Interacting with the metadata allows us to observe patterns, though this sample is too small in comparison to the full extent of our web archives (let alone the internet) to reveal true trends. But analyzing the small set helps us form questions to ask of the data across our full archive. For instance, charting the distribution of the six most frequent extensions in the dataset harvested over time yields this chart:
The visualization makes us wonder, were mostly WAVE and RealMedia files on .gov domains in the early years of web archiving? Did MP3 really begin to appear on the web more significantly around 2003? If the 2009-2010 spike isn’t a quirk of the small sample size, why were so many more “.wav”, “.mp3”, and “.rm” files harvested then? Did the government start hosting more audio those years? Or did the Library’s collecting patterns make a difference in the amount of audio collected? They’re all compelling questions for examination across the full archives.

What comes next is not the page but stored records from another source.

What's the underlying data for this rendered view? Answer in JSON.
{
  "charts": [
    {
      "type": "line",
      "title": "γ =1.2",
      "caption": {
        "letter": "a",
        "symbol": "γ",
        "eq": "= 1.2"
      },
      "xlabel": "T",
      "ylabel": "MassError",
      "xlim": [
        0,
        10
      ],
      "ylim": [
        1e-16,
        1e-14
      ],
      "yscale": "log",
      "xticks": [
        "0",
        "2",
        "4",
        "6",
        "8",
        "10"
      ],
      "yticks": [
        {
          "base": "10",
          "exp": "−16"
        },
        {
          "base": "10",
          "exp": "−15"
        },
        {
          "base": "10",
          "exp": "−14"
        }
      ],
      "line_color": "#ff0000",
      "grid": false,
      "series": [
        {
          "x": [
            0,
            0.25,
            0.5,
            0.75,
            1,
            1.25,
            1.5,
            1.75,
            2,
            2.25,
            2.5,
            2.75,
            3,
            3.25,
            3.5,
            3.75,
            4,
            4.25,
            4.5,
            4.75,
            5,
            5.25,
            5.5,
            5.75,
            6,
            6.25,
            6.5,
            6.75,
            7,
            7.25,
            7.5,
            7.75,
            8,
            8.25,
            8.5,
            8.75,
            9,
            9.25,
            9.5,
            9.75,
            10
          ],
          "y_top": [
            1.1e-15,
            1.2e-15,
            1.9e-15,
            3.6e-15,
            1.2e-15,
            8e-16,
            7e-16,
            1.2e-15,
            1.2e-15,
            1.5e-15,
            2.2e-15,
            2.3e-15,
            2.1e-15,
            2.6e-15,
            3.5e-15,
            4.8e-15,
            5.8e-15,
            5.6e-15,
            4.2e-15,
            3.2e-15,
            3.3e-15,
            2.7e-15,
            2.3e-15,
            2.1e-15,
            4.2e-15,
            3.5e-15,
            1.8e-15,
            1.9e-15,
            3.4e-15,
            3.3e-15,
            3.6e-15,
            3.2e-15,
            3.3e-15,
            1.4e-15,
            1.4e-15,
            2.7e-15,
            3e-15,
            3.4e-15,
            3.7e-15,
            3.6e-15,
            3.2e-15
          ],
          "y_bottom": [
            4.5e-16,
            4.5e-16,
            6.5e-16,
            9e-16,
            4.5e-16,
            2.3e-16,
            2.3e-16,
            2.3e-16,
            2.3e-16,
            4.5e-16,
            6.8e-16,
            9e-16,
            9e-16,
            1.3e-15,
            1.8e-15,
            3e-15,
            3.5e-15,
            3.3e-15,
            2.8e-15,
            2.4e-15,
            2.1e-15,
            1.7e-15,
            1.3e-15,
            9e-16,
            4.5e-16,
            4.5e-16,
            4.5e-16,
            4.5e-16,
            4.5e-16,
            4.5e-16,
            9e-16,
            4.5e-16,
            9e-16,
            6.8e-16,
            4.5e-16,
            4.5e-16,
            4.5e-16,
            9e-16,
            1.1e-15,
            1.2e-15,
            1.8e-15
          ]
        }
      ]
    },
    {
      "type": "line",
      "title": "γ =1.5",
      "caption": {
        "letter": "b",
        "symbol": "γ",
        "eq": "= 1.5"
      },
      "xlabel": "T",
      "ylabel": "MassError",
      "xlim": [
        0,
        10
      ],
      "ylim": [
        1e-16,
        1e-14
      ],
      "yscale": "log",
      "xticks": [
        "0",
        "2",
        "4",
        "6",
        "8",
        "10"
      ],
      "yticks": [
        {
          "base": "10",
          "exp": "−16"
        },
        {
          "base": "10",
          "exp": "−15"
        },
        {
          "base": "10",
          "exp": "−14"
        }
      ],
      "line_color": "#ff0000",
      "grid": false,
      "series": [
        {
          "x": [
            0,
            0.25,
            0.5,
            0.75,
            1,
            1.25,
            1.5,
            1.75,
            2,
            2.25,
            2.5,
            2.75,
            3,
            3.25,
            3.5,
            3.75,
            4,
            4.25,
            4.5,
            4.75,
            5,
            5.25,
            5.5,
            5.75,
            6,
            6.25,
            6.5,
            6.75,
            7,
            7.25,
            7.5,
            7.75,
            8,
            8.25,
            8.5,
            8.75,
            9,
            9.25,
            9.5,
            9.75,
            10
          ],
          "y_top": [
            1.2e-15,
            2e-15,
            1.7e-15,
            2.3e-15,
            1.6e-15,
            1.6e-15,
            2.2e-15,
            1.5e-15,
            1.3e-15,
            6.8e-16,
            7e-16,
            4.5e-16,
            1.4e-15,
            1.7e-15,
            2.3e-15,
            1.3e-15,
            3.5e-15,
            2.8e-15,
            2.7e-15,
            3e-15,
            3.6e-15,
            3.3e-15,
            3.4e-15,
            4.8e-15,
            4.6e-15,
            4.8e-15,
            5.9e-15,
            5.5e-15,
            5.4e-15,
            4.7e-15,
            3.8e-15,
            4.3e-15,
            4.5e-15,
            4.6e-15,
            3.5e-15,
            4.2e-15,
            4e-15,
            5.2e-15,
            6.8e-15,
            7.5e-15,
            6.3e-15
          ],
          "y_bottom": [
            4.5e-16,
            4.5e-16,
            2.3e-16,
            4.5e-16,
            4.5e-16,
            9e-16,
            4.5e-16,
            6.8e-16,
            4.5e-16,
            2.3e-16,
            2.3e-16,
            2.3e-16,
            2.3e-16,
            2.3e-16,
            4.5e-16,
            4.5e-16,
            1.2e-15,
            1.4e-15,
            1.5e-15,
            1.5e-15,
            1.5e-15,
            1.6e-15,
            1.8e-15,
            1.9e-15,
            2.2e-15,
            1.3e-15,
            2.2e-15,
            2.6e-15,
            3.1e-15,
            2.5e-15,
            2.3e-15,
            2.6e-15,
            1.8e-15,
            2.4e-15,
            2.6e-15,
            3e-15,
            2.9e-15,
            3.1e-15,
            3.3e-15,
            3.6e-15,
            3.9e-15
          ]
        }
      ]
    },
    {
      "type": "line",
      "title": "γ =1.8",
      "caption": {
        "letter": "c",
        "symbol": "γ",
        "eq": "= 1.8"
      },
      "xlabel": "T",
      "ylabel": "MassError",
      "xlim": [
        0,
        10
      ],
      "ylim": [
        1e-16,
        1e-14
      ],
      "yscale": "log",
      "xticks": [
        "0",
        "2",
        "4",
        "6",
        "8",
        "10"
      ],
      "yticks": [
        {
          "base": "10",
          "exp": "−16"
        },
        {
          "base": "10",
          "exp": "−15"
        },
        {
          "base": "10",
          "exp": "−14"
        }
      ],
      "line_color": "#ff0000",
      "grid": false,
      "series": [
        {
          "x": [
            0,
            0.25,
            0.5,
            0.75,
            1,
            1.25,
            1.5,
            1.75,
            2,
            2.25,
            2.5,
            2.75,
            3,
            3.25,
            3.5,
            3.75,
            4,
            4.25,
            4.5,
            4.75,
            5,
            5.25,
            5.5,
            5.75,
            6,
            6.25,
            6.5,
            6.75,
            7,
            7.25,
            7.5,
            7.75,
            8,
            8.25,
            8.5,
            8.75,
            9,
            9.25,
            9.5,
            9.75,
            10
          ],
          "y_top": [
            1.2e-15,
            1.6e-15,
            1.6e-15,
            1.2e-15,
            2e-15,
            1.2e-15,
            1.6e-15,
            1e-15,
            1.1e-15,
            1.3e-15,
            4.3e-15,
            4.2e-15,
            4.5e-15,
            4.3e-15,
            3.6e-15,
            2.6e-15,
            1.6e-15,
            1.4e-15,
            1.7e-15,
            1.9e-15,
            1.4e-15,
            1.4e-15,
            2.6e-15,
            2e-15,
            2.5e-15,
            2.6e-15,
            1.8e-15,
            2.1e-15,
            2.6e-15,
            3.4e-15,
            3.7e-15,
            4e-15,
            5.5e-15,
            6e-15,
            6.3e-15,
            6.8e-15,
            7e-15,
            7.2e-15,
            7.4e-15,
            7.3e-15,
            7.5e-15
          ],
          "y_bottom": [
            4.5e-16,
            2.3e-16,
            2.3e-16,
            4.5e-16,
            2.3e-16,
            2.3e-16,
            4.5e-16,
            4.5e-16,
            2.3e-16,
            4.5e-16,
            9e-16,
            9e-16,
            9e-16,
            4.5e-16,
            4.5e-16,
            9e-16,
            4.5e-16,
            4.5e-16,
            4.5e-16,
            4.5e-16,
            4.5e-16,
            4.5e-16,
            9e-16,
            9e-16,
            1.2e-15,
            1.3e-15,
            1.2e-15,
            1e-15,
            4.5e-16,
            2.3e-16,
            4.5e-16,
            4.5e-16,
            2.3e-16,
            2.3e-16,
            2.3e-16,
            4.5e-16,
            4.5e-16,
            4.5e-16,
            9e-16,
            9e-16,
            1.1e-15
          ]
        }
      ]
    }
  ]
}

We are sure there are more questions the dataset can spark, but we will leave those for you to ponder! We’re interested to know what you find in this dataset and what questions about our archive the files inspire.
Other than the metadata, has any voice-recognition software been applied against the spoken-word audio? I am under the impression that, like OCR, translating audio into searchable text is imperfect but is getting better. At least the text version of my phone’s voicemail messages gives me an idea of who is calling and what the message is about, which is valuable info, even if a non-trivial portion of the transcript is (sometimes-amusing) nonsense.
That’s a great suggestion! In exploring this data, we hoped to provide just enough information to spark researcher interest just like this. So while we didn’t run the audio files through any additional processing software, we think that’s an excellent idea and would love to see what might come of it!
I think that Pulse Code Modulation is a better audio representation, but that is because most Microsoft Windows 95 (and some with 3.11 Windows for Workgroups) used this form of wave recording standard. I was able to enjoy the dynamics of Cool Edit 95 and later Cool Edit Pro 1.2 for a good many years (from 1995 to 2000+) until David Johnston sold his software to Adobe for Audition 1.0. Now, it’s great to see Audacity is a workhorse open source project, and those in the radio and recording industry can benefit from fast fourier transforms (FFTs) in an open sourced software program.